From Rice to Mitoma: Premier League ‘clutch’ XI for the 2022-23 season

Aston Villa’s goalkeeper Emiliano Martínez, Declan Rice of West Ham United and Nottingham Forest’s Taiwo Awoniyi
Aston Villa’s goalkeeper Emiliano Martínez, Declan Rice of West Ham United and Nottingham Forest’s Taiwo Awoniyi all excelled for their clubs. Composite: Aston Villa FC/Getty Images; Shutterstock; Getty Images

What makes a ‘clutch’ player? It’s an ability to produce at the most important moment, qualities that can be picked up in statistics but not necessarily defined by numbers alone. In one way or another, the players below (in an all-out, attacking 3-4-1-2 formation) showed clutch tendencies in the Premier League and beyond last season. To make it more interesting, we’re including only one player per team.

GK: Emiliano Martínez (Aston Villa)

Modern goalkeepers have to bring much more than shot-stopping to the table, but when it comes to the crunch keeping the ball out of the net is still a valuable asset. Martínez was Argentina’s hero in the World Cup final, producing a superb late save to take the game to penalties and making two saves in the shootout. Saving penalties in a World Cup final is as clutch as it gets but Martínez has also impressed back in England with Villa. He led the league in high claims and was second to Nick Pope in sweeper clearances, suggesting a player who can be relied on to deal with late set-pieces and dangerous counterattacks.

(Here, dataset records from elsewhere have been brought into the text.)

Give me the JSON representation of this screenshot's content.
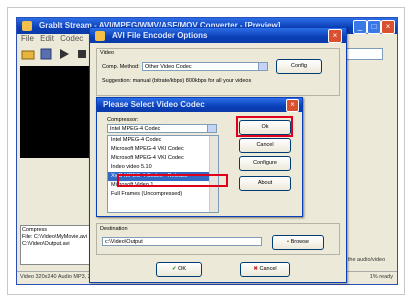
{
  "main_window": {
    "title": "GrabIt Stream - AVI/MPEG/WMV/ASF/MOV Converter - [Preview]",
    "menu": [
      "File",
      "Edit",
      "Codec"
    ],
    "log_lines": [
      "Compress",
      "File: C:\\Video\\MyMovie.avi",
      "C:\\Video\\Output.avi"
    ],
    "status": "Video 320x240 Audio MP3, 22050 Hz",
    "status_right": "1% ready",
    "right_label": "ing the audio/video"
  },
  "xvid_dialog": {
    "title": "AVI File Encoder Options",
    "video_group": "Video",
    "comp_method_label": "Comp. Method:",
    "comp_method_value": "Other Video Codec",
    "config_button": "Config",
    "suggestion": "Suggestion: manual (bitrate/kbps) 800kbps for all your videos",
    "destination_group": "Destination",
    "destination_value": "c:\\Video\\Output",
    "browse_button": "Browse",
    "ok_button": "OK",
    "cancel_button": "Cancel"
  },
  "codec_dialog": {
    "title": "Please Select Video Codec",
    "group_label": "Compressor:",
    "current_value": "Intel MPEG-4 Codec",
    "codecs": [
      "Intel MPEG-4 Codec",
      "Microsoft MPEG-4 VKI Codec",
      "Microsoft MPEG-4 VKI Codec",
      "Indeo video 5.10",
      "XviD MPEG-4 Codec - Release",
      "Microsoft Video 1",
      "Full Frames (Uncompressed)"
    ],
    "selected_index": 4,
    "ok_button": "Ok",
    "cancel_button": "Cancel",
    "configure_button": "Configure",
    "about_button": "About"
  },
  "highlight_color": "#e0001b",
  "selection_color": "#316ac5"
}
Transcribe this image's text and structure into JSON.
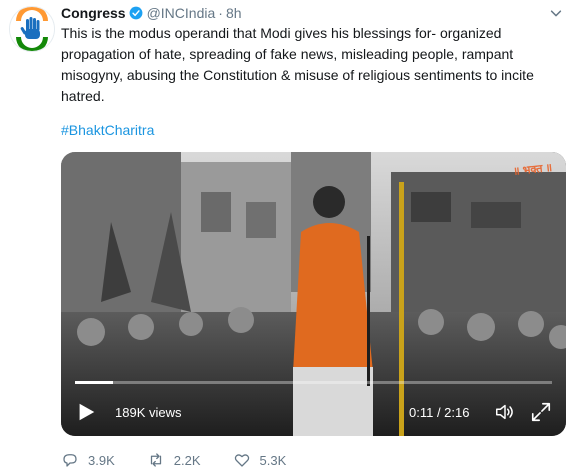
{
  "tweet": {
    "author_name": "Congress",
    "handle": "@INCIndia",
    "separator": "·",
    "time": "8h",
    "text": "This is the modus operandi that Modi gives his blessings for- organized propagation of hate, spreading of fake news, misleading people, rampant misogyny, abusing the Constitution & misuse of religious sentiments to incite hatred.",
    "hashtag": "#BhaktCharitra"
  },
  "video": {
    "views": "189K views",
    "time_display": "0:11 / 2:16",
    "progress": 0.08
  },
  "actions": {
    "replies": "3.9K",
    "retweets": "2.2K",
    "likes": "5.3K"
  },
  "colors": {
    "accent": "#1b95e0",
    "verified": "#1da1f2",
    "muted": "#657786",
    "saffron": "#e8622a"
  },
  "icons": [
    "congress-hand-logo",
    "verified-badge-icon",
    "caret-down-icon",
    "play-icon",
    "volume-icon",
    "fullscreen-icon",
    "reply-icon",
    "retweet-icon",
    "like-icon"
  ]
}
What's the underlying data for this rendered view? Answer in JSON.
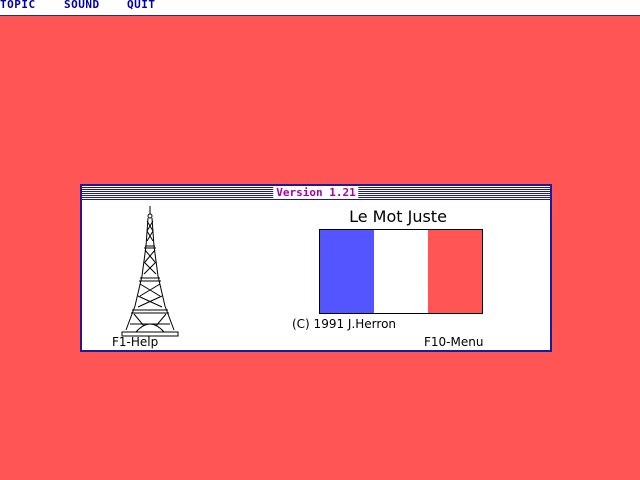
{
  "menu": {
    "items": [
      {
        "label": "TOPIC"
      },
      {
        "label": "SOUND"
      },
      {
        "label": "QUIT"
      }
    ]
  },
  "dialog": {
    "version": "Version 1.21",
    "title": "Le Mot Juste",
    "copyright": "(C) 1991 J.Herron",
    "help_label": "F1-Help",
    "menu_label": "F10-Menu"
  },
  "colors": {
    "background": "#ff5555",
    "flag_blue": "#5555ff",
    "flag_white": "#ffffff",
    "flag_red": "#ff5555",
    "accent": "#a800a8",
    "menu_text": "#0000a8"
  },
  "icons": {
    "eiffel_tower": "eiffel-tower-icon",
    "flag": "french-flag"
  }
}
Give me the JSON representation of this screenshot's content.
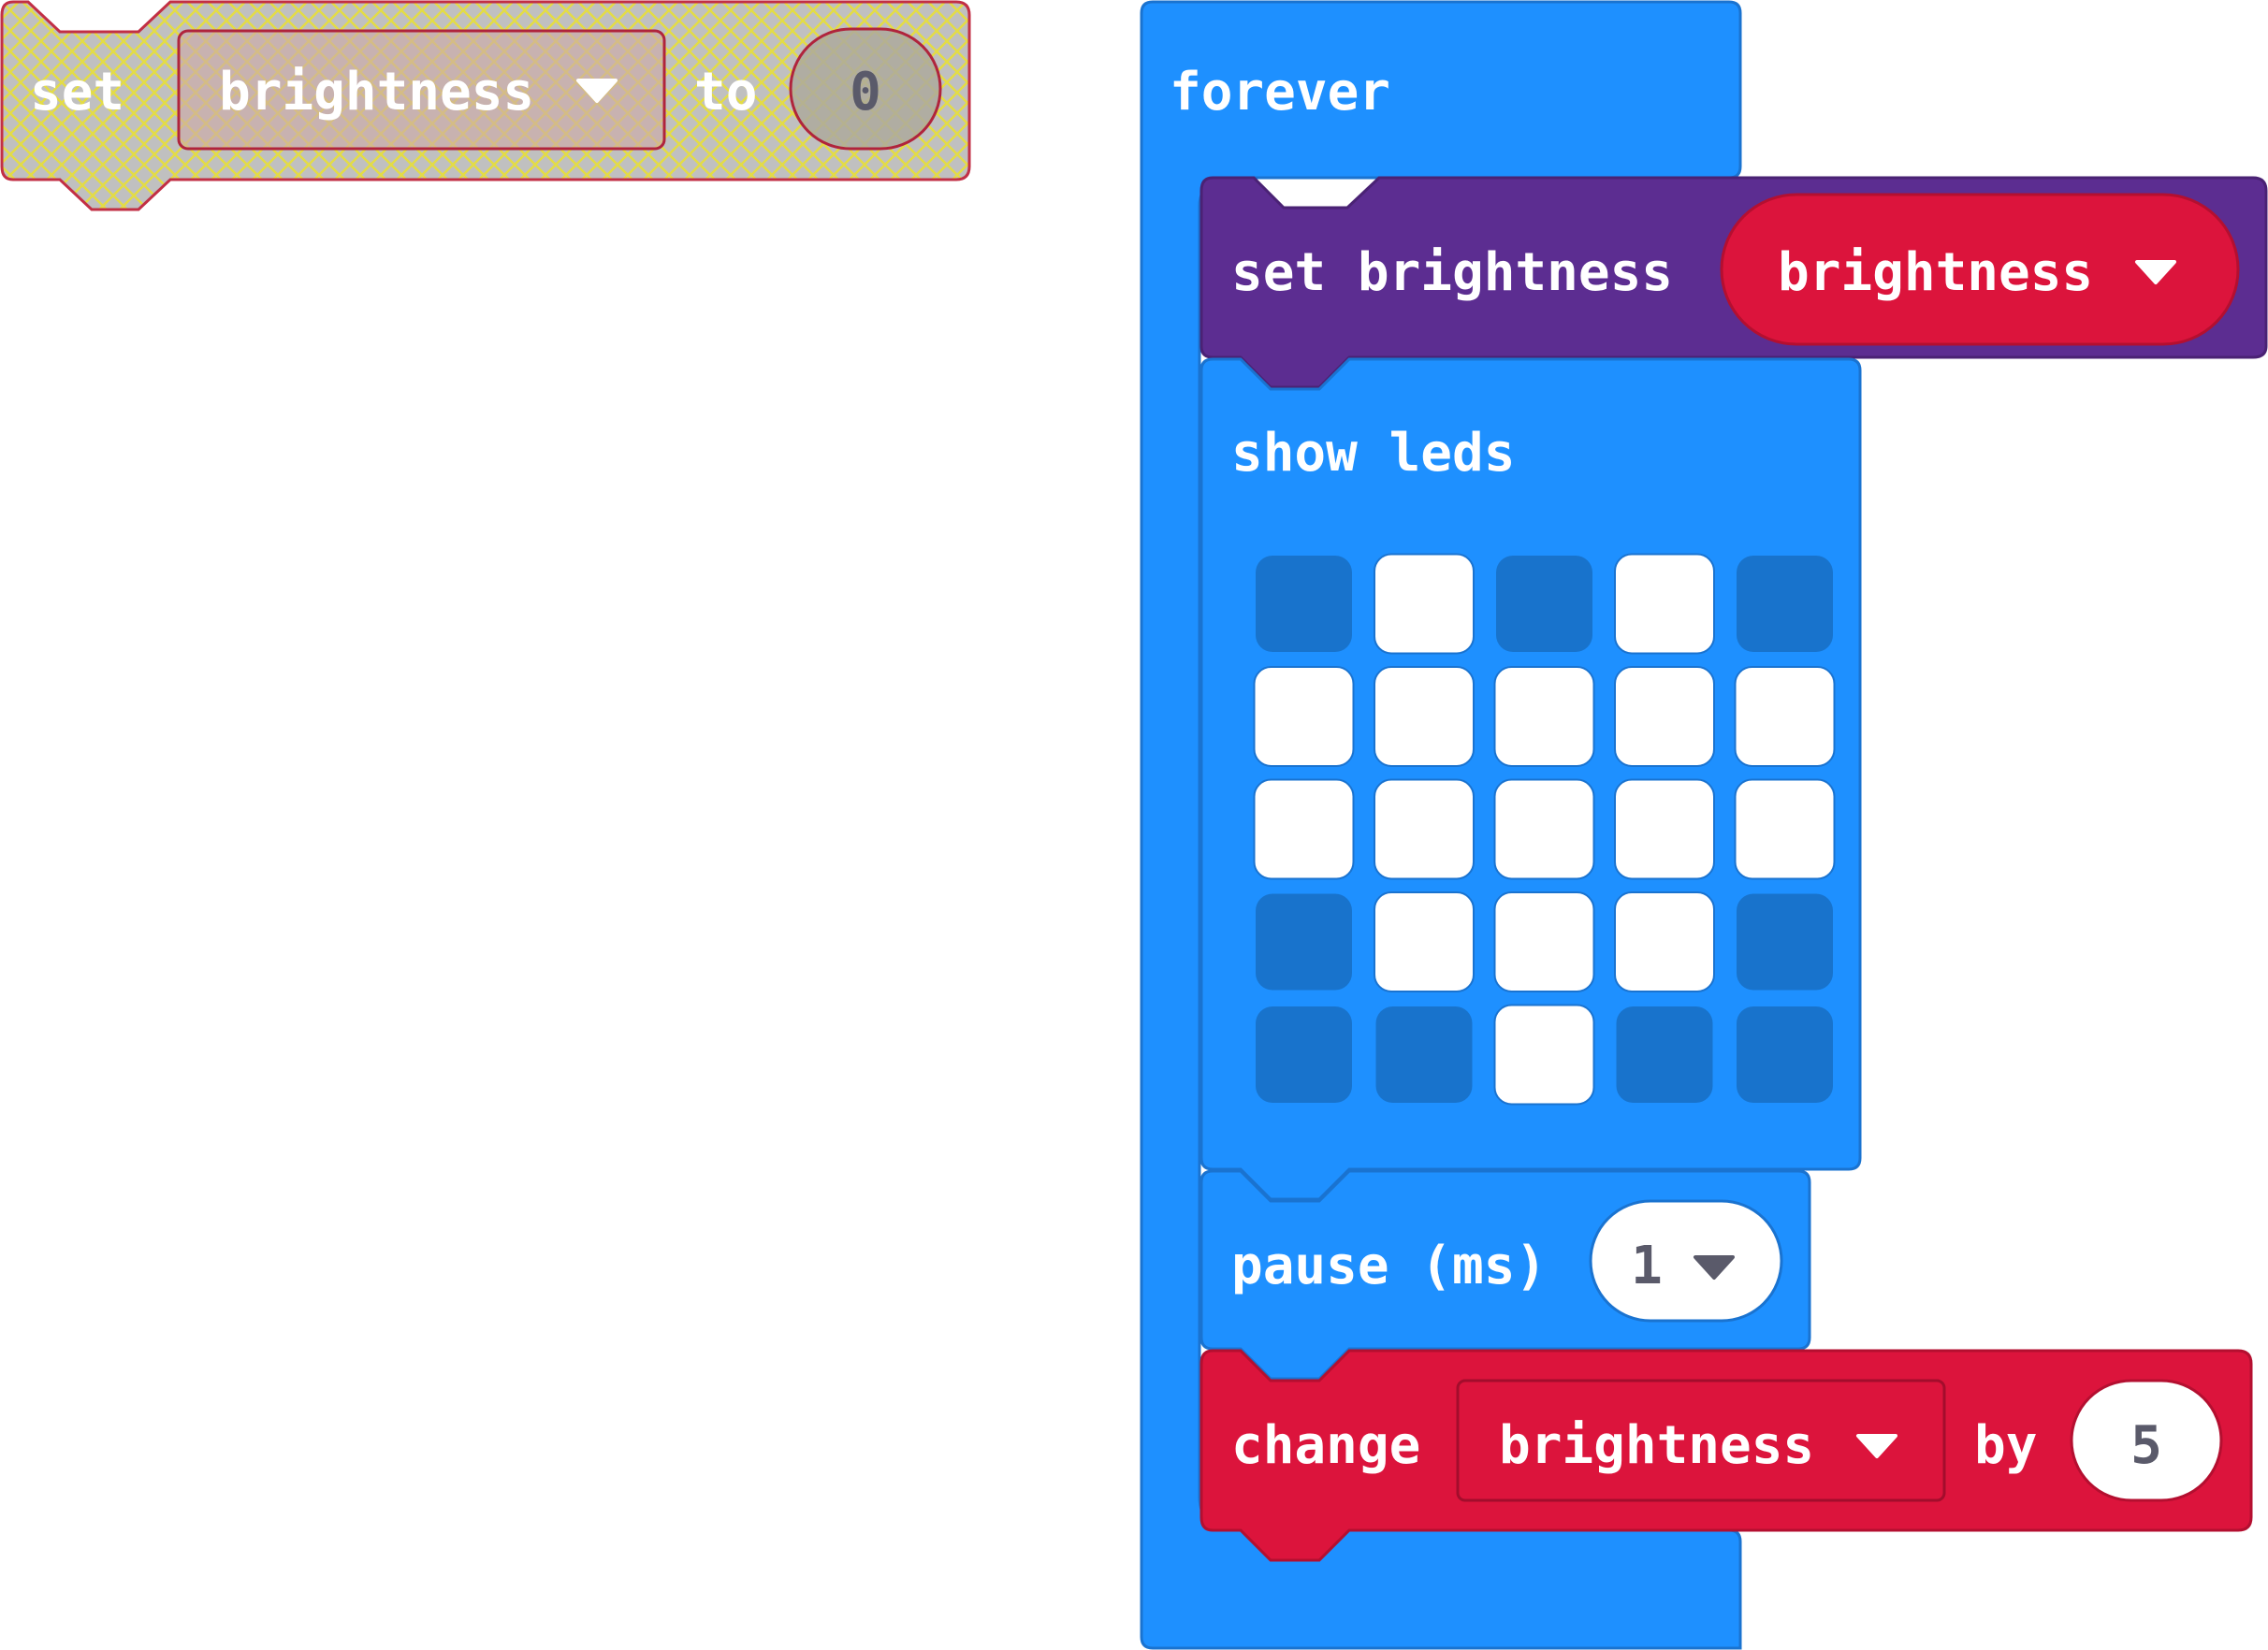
{
  "orphan_block": {
    "set_word": "set",
    "variable": "brightness",
    "to_word": "to",
    "value": "0",
    "colors": {
      "fill": "#c0c0c0",
      "hatch": "#e6e04a",
      "outline": "#c22f45"
    }
  },
  "forever_block": {
    "label": "forever",
    "color": "#1e90ff",
    "border": "#1a73d0"
  },
  "set_brightness_block": {
    "label": "set brightness",
    "value": "brightness",
    "color": "#5c2d91",
    "value_color": "#dc143c"
  },
  "show_leds_block": {
    "label": "show leds",
    "grid": [
      [
        0,
        1,
        0,
        1,
        0
      ],
      [
        1,
        1,
        1,
        1,
        1
      ],
      [
        1,
        1,
        1,
        1,
        1
      ],
      [
        0,
        1,
        1,
        1,
        0
      ],
      [
        0,
        0,
        1,
        0,
        0
      ]
    ],
    "on_color": "#ffffff",
    "off_color": "#1873cc"
  },
  "pause_block": {
    "label": "pause (ms)",
    "value": "1"
  },
  "change_block": {
    "change_word": "change",
    "variable": "brightness",
    "by_word": "by",
    "value": "5",
    "color": "#dc143c"
  },
  "icons": {
    "dropdown": "triangle-down"
  }
}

CB: James Tarkowski (Everton)

Everton fought a successful nine-month battle against relegation and the centre-back Tarkowski played every minute of it. No other player spent so long in the Premier League pressure cooker but the former Burnley defender is not here just for showing up. Tarkowski boasts some remarkable numbers: he cleared the Everton lines close to 200 times, made 51 interceptions and blocked 78 shots on goal – almost double his nearest rivals’ totals. Largely deployed as a human wall at the back, he scored one goal, but it was still pretty significant – the winner against Arsenal in February that changed the title and relegation battles.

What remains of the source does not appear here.